Warto zajrzeć: www.gloriosatrinita.pl
A co na ten seksistowski wyklad powiedzialy feministki? Swoja droga dziwne stwierdzenie
Pan zaprzecza takowemu historycznemu istnieniu pierwszych rodziców?
Cytat: Jean Gabriel Perboyre w Marca 31, 2009, 17:52:59 pmA co na ten seksistowski wyklad powiedzialy feministki? Swoja droga dziwne stwierdzenie Masculinistki. Prawdziwe feministki by powiedziały że to dobrze, bo to mężczyzna pierwszy powinien sprawdzić nieznany teren.
http://www.ekumenizm.pl/content/article/20080822044727520.htmPan zaprzecza takowemu historycznemu istnieniu pierwszych rodziców?
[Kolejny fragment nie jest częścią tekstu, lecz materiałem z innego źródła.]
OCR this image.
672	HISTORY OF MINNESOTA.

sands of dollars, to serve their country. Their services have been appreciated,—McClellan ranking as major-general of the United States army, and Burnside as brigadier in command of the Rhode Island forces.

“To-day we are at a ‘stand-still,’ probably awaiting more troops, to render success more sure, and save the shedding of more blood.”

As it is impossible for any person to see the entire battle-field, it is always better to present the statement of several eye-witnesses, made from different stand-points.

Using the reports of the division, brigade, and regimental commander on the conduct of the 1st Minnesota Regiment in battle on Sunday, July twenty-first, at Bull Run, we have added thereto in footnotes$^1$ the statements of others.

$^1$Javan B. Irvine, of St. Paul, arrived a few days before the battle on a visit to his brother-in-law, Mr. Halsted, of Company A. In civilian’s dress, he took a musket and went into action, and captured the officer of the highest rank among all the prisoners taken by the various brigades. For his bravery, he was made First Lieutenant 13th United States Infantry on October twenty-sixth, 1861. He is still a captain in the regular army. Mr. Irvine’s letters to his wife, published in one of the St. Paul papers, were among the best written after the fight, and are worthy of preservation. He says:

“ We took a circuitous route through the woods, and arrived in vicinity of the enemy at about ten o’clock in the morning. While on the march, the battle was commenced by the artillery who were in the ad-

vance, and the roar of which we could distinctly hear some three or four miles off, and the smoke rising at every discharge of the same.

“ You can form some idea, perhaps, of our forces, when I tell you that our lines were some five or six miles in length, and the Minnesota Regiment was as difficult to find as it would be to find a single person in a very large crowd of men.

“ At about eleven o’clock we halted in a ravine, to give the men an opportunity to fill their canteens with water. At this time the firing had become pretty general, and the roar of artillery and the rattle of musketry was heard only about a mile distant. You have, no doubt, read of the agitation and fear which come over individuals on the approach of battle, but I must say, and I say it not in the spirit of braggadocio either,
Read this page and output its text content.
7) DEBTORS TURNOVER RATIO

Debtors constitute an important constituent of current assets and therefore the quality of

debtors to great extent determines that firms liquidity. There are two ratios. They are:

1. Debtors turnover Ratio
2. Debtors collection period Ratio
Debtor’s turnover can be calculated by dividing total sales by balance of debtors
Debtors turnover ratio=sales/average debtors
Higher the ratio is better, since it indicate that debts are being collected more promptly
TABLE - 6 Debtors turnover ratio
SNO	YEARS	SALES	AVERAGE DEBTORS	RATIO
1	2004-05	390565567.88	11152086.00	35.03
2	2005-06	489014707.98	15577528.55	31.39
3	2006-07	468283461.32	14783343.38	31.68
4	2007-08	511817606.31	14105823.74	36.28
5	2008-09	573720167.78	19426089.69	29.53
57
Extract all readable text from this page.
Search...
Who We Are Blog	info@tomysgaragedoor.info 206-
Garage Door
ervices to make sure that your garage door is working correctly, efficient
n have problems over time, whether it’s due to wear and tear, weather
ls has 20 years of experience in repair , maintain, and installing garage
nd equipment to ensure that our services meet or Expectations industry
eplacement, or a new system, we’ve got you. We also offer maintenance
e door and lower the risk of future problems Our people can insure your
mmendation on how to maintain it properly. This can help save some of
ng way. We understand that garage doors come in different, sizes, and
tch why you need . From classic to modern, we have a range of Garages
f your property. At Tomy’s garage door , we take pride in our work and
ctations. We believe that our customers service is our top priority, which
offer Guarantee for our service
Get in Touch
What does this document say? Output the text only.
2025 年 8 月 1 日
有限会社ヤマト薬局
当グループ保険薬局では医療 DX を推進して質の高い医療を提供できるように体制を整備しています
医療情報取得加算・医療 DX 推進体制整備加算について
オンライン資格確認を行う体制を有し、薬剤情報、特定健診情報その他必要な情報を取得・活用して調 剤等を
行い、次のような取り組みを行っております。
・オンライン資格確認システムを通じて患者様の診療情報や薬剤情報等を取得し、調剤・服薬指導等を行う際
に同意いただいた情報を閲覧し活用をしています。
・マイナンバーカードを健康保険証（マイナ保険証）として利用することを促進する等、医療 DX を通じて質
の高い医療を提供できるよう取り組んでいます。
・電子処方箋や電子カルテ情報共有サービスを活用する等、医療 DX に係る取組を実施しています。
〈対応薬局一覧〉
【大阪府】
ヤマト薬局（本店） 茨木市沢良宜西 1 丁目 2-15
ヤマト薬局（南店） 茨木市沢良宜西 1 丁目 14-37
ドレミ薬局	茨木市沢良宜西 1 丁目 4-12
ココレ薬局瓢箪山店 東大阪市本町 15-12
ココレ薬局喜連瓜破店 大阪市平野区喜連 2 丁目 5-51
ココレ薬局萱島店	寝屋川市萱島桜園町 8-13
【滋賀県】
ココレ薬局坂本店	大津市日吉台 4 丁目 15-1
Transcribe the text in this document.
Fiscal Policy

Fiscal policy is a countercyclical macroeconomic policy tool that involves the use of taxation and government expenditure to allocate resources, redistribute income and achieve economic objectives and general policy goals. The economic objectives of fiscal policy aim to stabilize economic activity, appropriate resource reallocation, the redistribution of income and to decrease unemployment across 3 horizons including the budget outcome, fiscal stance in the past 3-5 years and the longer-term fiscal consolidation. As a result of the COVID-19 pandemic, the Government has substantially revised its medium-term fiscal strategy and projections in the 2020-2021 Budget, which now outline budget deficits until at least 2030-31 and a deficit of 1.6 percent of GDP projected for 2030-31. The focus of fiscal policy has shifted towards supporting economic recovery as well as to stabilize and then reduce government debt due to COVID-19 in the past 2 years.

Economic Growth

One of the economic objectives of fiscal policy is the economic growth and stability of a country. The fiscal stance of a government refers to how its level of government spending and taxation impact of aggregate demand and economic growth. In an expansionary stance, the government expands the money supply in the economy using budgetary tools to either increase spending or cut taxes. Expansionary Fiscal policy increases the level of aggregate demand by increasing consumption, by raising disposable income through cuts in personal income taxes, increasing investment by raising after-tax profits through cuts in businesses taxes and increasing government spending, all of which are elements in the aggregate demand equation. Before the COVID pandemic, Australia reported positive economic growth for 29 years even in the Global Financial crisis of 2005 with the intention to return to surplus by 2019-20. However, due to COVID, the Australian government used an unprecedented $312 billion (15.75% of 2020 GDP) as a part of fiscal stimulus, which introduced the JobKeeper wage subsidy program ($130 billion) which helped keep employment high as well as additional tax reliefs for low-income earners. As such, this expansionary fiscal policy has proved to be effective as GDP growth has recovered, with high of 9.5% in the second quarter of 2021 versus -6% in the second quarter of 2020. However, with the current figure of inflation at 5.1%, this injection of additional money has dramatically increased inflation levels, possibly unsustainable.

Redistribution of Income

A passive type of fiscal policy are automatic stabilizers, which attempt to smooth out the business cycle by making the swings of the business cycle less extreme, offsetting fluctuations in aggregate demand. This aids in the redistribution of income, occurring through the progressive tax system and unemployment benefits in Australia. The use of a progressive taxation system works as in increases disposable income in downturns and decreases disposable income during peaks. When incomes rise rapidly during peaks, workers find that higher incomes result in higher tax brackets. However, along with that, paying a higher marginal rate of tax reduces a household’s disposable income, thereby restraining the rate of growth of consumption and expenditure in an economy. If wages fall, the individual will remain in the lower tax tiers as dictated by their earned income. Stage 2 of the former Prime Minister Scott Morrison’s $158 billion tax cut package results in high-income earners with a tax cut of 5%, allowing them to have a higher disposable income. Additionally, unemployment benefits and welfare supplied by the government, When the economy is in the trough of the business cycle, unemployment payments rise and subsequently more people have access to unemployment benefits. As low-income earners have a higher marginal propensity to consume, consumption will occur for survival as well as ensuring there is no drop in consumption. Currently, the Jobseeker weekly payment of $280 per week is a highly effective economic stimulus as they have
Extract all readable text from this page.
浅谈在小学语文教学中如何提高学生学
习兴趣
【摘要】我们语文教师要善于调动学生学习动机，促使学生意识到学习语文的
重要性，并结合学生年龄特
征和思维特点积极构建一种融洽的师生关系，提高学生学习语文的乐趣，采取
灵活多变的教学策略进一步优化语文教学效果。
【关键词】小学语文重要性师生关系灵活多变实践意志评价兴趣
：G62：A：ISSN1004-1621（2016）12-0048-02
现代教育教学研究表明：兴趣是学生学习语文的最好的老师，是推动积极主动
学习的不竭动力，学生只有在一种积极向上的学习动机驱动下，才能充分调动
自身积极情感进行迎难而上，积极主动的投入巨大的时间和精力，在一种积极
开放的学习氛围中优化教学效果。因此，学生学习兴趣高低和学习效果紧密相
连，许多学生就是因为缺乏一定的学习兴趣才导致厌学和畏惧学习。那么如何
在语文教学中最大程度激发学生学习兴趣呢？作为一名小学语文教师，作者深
Moment pojawienia się człowieka w procesie ewolucji można by zatem ująć tak: powstały mutacje zmieniające strukturę mózgu naszego zwierzęcego praprzodka. Mózg ten zaczął działać według nowego software, ale zwierzęce nawyki, czyli stara konfiguracja hardware, powodowały ciągłe zawieszanie się systemu. W związku z tym człowiek „nie czyni tego, co chce, ale to, czego nienawidzi”, jak mówi św. Paweł. Tyle że wtedy za grzech pierworodny odpowiedzialna byłaby ewolucja, a nie... Adam i Ewa. Adam po hebrajsku znaczy człowiek, a Ewa – matka. Już elementarna egzegeza wskazuje na metaforyczny sens tych biblijnych postaci. Ciekawie koncepcję grzechu pierworodnego wyjaśniał Rahner. Mówił o przyczynowej rekonstrukcji przeszłości: natchniony autor Księgi Genesis nie opisywał historii stworzenia człowieka (za jego czasów pojęcia historii jeszcze nie było), chciał natomiast wyjaśnić naturę człowieka i zła w nim tkwiącego. Zatem stworzył przyczynową retrospektywę, czyli wizję idealnego wzorca zestawioną z obecną kondycją człowieka.Raj wobec tego mógł nigdy w historii świata nie istnieć – jest tylko wizją ukazującą, jak człowiek i jego relacje powinny wyglądać? ...i jak człowiek obdarzony wolnością pokrzyżował pierwotny plan Stwórcy. W każdym razie tak według niektórych teologów i – jak się wydaje – w duchu osiągnięć współczesnej nauki należałoby interpretować początek Księgi Rodzaju. Dodajmy, Kościół nie jest instytucją powołaną do rozstrzygania, które teorie naukowe są słuszne, a które nie. Jeżeli ktoś należący do Kościoła nie akceptuje jakiejś teorii naukowej, to jego sprawa. Ważne jest, że istnieją takie interpretacje prawd religijnych, które nie kłócą się z osiągnięciami nauki.